An Arizona Supreme Court’s ruling in January 2018 upheld a decision affirming the finality of trustee’s sales. Zubia v. Shapiro et al., CV-16-0255-PR (2018). A primary purpose of a deed of trust, instead of a mortgage, is to expedite the lender’s recovery when the borrower defaults. Under the statutes for deeds of trust (A.R.S. §33-801 et seq.), rather than litigation for the borrower’s failure to make timely mortgage payments, the lender can take possession of the real property without going to court. When the borrower is in default, notice of a sale of the property is recorded at least 90 days prior to the sale and notice is provided to the borrower and anyone else with a recorded lien on the property. If the borrower or junior lienholders do not reinstate the loan by paying past due payments plus allowable interest and fees, the property is sold at auction on the date and time set for the trustee’s sale. The statutes provide that, if the borrower does not obtain an injunction to prevent the trustee’s sale, the defenses are waived and the sale is final. A.R.S. §33-811(C). Only claims relating to the distribution of the trustee’s sales proceeds remain. The exceptions to this finality of trustee’s sales are intentionally limited to such rarities as the failure to notify the borrower that a promised continuation of trustee sale was not going to take place. Snyder v. HSBC Bank, USA, N.A., 913 F. Supp. 2d 755, 776 (D. Ariz. 2012).
In Zubia, the plaintiff claims she did not know of the note and deed of trust until receiving notice that it was in default. She claimed her then-husband forged her name. Representing herself, she sought to prevent the trustee’s sale, but it was dismissed for lack of prosecution.
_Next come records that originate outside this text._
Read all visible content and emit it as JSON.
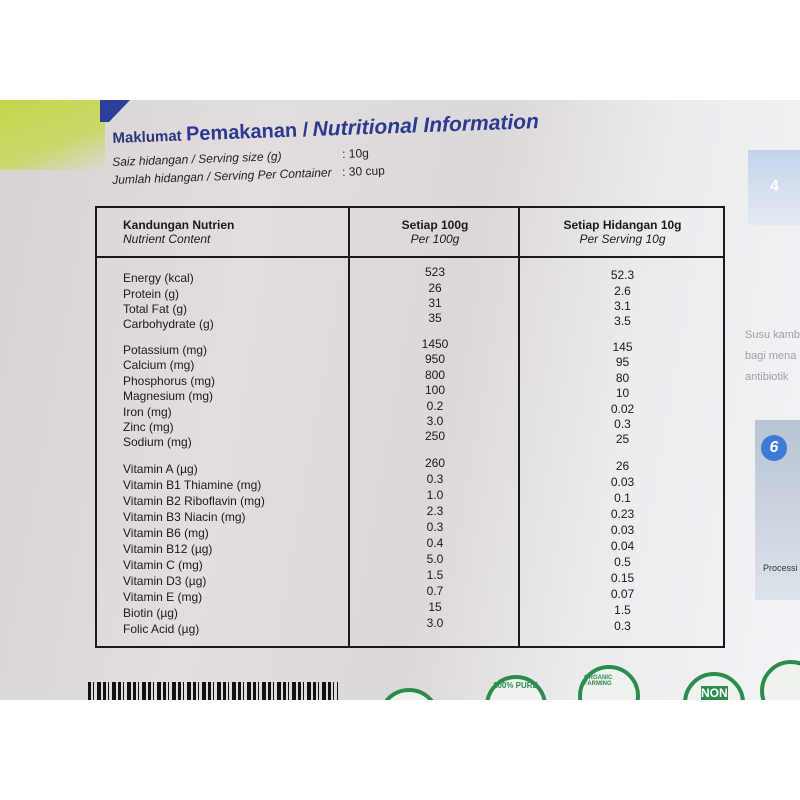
{
  "header": {
    "title_malay_1": "Maklumat",
    "title_malay_2": "Pemakanan /",
    "title_english": "Nutritional Information",
    "serving_size_label": "Saiz hidangan / Serving size (g)",
    "serving_size_value": ": 10g",
    "servings_per_container_label": "Jumlah hidangan / Serving Per Container",
    "servings_per_container_value": ": 30 cup",
    "title_color": "#2c3991"
  },
  "table": {
    "columns": [
      {
        "malay": "Kandungan Nutrien",
        "english": "Nutrient Content"
      },
      {
        "malay": "Setiap 100g",
        "english": "Per 100g"
      },
      {
        "malay": "Setiap Hidangan 10g",
        "english": "Per Serving 10g"
      }
    ],
    "rows": [
      {
        "nutrient": "Energy (kcal)",
        "per_100g": "523",
        "per_serving": "52.3"
      },
      {
        "nutrient": "Protein (g)",
        "per_100g": "26",
        "per_serving": "2.6"
      },
      {
        "nutrient": "Total Fat (g)",
        "per_100g": "31",
        "per_serving": "3.1"
      },
      {
        "nutrient": "Carbohydrate (g)",
        "per_100g": "35",
        "per_serving": "3.5"
      },
      {
        "nutrient": "Potassium (mg)",
        "per_100g": "1450",
        "per_serving": "145"
      },
      {
        "nutrient": "Calcium (mg)",
        "per_100g": "950",
        "per_serving": "95"
      },
      {
        "nutrient": "Phosphorus (mg)",
        "per_100g": "800",
        "per_serving": "80"
      },
      {
        "nutrient": "Magnesium (mg)",
        "per_100g": "100",
        "per_serving": "10"
      },
      {
        "nutrient": "Iron (mg)",
        "per_100g": "0.2",
        "per_serving": "0.02"
      },
      {
        "nutrient": "Zinc (mg)",
        "per_100g": "3.0",
        "per_serving": "0.3"
      },
      {
        "nutrient": "Sodium (mg)",
        "per_100g": "250",
        "per_serving": "25"
      },
      {
        "nutrient": "Vitamin A (µg)",
        "per_100g": "260",
        "per_serving": "26"
      },
      {
        "nutrient": "Vitamin B1 Thiamine (mg)",
        "per_100g": "0.3",
        "per_serving": "0.03"
      },
      {
        "nutrient": "Vitamin B2 Riboflavin (mg)",
        "per_100g": "1.0",
        "per_serving": "0.1"
      },
      {
        "nutrient": "Vitamin B3 Niacin (mg)",
        "per_100g": "2.3",
        "per_serving": "0.23"
      },
      {
        "nutrient": "Vitamin B6 (mg)",
        "per_100g": "0.3",
        "per_serving": "0.03"
      },
      {
        "nutrient": "Vitamin B12 (µg)",
        "per_100g": "0.4",
        "per_serving": "0.04"
      },
      {
        "nutrient": "Vitamin C (mg)",
        "per_100g": "5.0",
        "per_serving": "0.5"
      },
      {
        "nutrient": "Vitamin D3 (µg)",
        "per_100g": "1.5",
        "per_serving": "0.15"
      },
      {
        "nutrient": "Vitamin E (mg)",
        "per_100g": "0.7",
        "per_serving": "0.07"
      },
      {
        "nutrient": "Biotin (µg)",
        "per_100g": "15",
        "per_serving": "1.5"
      },
      {
        "nutrient": "Folic Acid (µg)",
        "per_100g": "3.0",
        "per_serving": "0.3"
      }
    ]
  },
  "side_panel": {
    "step_4": "4",
    "text_lines": [
      "Susu kamb",
      "bagi mena",
      "antibiotik"
    ],
    "step_6": "6",
    "caption": "Processi"
  },
  "seals": [
    "100% PURE",
    "ORGANIC FARMING",
    "NON"
  ],
  "colors": {
    "seal_green": "#2e8b4e",
    "accent_lime": "#c6d64a",
    "step_blue": "#3f7ad8"
  }
}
The trustee’s sale took place, and then Zubia sued for damages for forgery and for title to the property in her name, claiming the security interest in the property wasn’t valid against her. The courts held that her failure to obtain an injunction prior to the trustee’s sale was fatal to her damage claims against the trustee or lender. “This result is consistent with the purpose of §33-811(C) and other statutes governing trustee’s sales – namely, to provide for expeditious foreclosures.” (Zubia ¶28). However, Zubia may still sue the purported forger for damages arising from the forgery.
While the tidal wave of trustee’s sales from the housing bubble has passed, there will continue to be people in financial crises who face trustee’s sales. Be aware that preventative action must be taken before the trustee’s sale!